Related Work & Insights¶
- vs. Fixed top-k / Budget-based Sparsification (EAP, EAP-IG, ACDC, etc.): These pre-define size, making them sensitive and non-generalizable. Ours reverses this, making it more robust while maintaining CPR/CMD competitiveness.
- vs. EAP-IG-inputs/activations (Strongest Baselines): Ours uses similar IG scoring but differs in the "cut." On GPT-2 IOI, it reduces \(\Delta\text{NLL}_{\text{suff}}\) from 1.009 to 0.7579 while slightly improving necessity and creating a more clustered unique edge structure.
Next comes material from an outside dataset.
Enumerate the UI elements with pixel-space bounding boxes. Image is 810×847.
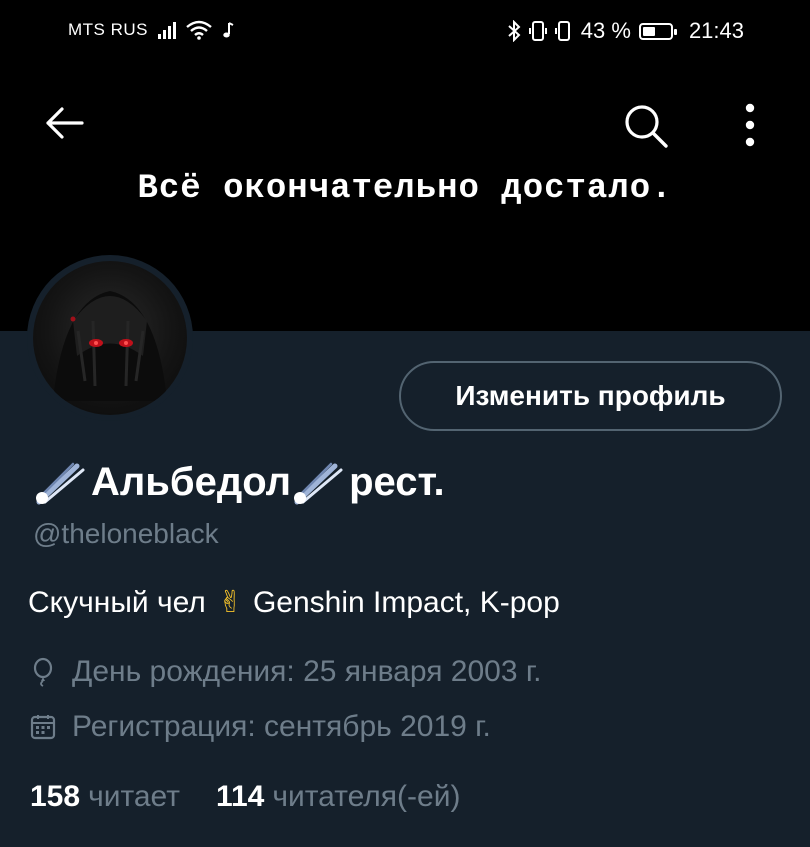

- vs. Stability Critiques (Méloux et al., Nainani et al.): These works highlight circuit instability under perturbation. Ours addresses this directly with boundary buffers and connectivity repair, proving the retention-calibrated point is not fragile (\(2.0135 \pm 0.0022\)).
Rating¶
- Novelty: ⭐⭐⭐⭐ The shift from "fixed budget" to "retention calibration" is clean and powerful, though individual components (IG, binary search, buffers) are known tools.
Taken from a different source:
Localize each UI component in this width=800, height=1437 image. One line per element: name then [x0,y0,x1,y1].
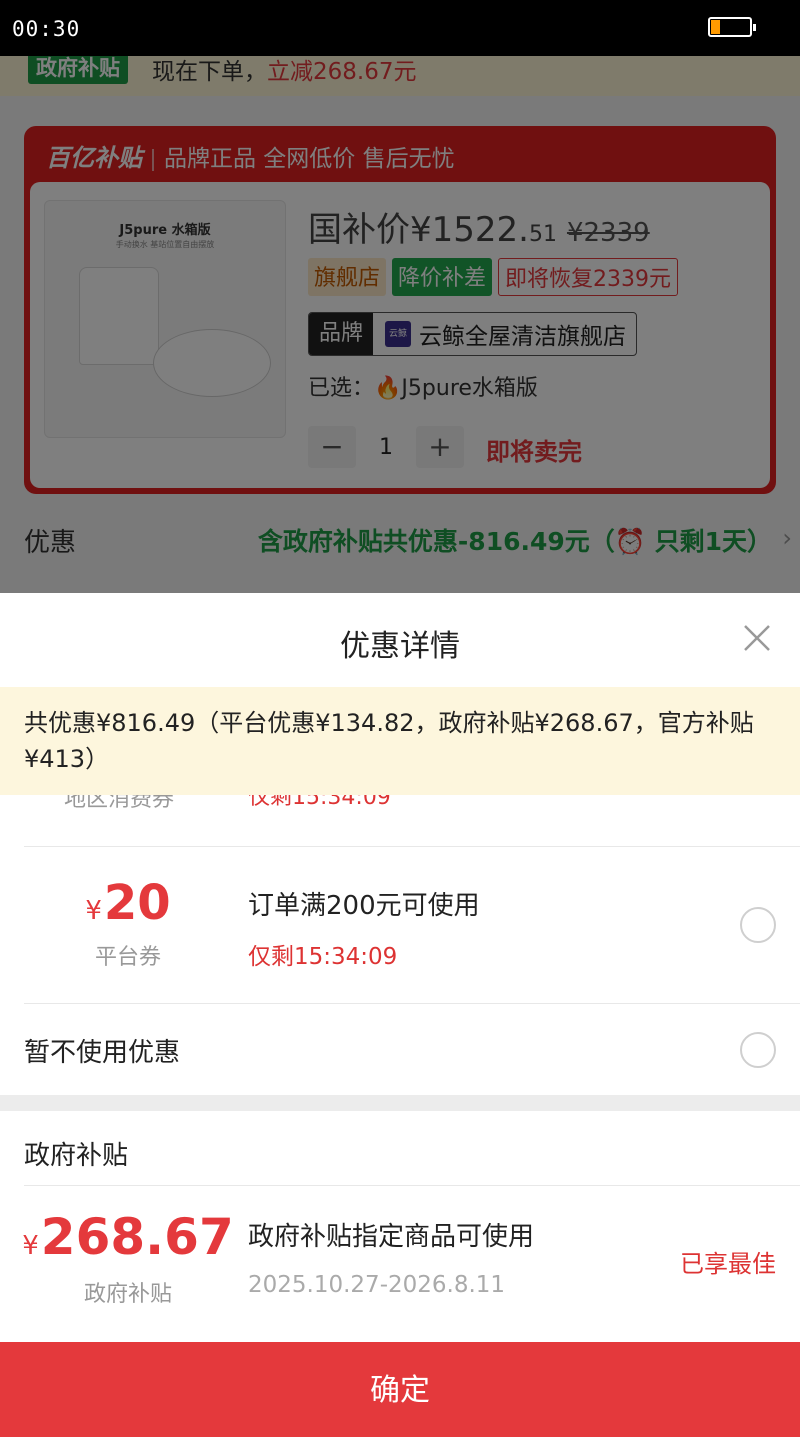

- Experimental Thoroughness: ⭐⭐⭐⭐ Covers 4 tasks × 4 models with multiple stability diagnostics; however, deep sufficiency/necessity analysis is mostly focused on GPT-2 IOI.
- Writing Quality: ⭐⭐⭐⭐ Logical arguments and honest disclosure of limitations; some tables in the PDF are slightly misaligned and require careful reading.
- Value: ⭐⭐⭐⭐ Provides a practical, transferable "behavior-driven" rule for circuit discovery that is relevant to any pipeline currently relying on fixed budgets.